As Law has noted, there were numerous problems in defining the urban population in terms of urban administrative districts created for administrative purposes. The boundaries of such units might not coincide with urban realities. Thus, in South Wales the mining settlements were designated as a series of urban districts although they were really collections of villages. The speed of urban designation also varied from place to place. As a consequence geographers have attempted to produce a number of differing definitions of the urban population. Law's own attempt was based on using three principles to define urban communities:

Minimum size — 2500 persons and above;
Density — one person per acre;
Nucleation — a continuous urban environment as derived form maps.

This was an attempt to define urbanisation in terms of the character of a place, rather than on boundaries (126–32).

REFERENCES

Census of England and Wales, 1911, Areas, families or separate occupiers, and population. Vol. I. Administrative areas. Counties, urban and rural districts, &c., BPP 1912–13 CXI. [View this document: Areas, families or separate occupiers, and population, England and Wales, Vol. I. Administrative areas, 1911]
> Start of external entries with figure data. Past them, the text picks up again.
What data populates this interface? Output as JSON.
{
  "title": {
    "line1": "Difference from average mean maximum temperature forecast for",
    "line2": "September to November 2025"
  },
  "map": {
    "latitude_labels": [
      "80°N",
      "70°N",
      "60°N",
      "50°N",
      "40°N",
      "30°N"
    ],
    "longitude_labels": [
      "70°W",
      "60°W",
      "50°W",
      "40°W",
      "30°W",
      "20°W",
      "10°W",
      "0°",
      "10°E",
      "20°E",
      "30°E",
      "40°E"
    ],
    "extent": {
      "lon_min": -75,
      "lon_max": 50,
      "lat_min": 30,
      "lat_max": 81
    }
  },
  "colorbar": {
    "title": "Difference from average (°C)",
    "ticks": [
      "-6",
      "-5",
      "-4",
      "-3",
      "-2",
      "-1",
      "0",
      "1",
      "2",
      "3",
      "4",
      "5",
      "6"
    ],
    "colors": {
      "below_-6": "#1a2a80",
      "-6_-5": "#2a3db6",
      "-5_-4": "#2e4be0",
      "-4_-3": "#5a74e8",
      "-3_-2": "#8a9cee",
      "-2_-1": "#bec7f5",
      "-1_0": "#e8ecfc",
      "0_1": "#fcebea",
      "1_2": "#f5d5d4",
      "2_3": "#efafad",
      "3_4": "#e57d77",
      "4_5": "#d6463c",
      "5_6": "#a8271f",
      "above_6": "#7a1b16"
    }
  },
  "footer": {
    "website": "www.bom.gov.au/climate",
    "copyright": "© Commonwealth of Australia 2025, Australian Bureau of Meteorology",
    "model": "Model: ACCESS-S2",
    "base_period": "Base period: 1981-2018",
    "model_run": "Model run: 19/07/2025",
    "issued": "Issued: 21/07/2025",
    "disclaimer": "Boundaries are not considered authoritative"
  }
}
John M. Eyler, Victorian social medicine. The ideas and methods of William Farr (London, 1979).

Fifth annual report of the Registrar General (1841) BPP 1843 XXI. (516) [View this document: Fifth annual report of the registrar-general]

Eric E. Lampard, 'The urbanizing world', in H. J. Dyos and Michael Wolff, eds, The Victorian city: images and realities, volume I (London: Routledge & Kegan Paul, 1976).

C. M. Law, 'The growth of urban population in England and Wales, 1801–1911', Transactions of the Institute of British Geographers 41 (June 1947), 125–44.

E. A. Wrigley and R. S. Schofield, The population history of England 1541–1871 (London, 1981).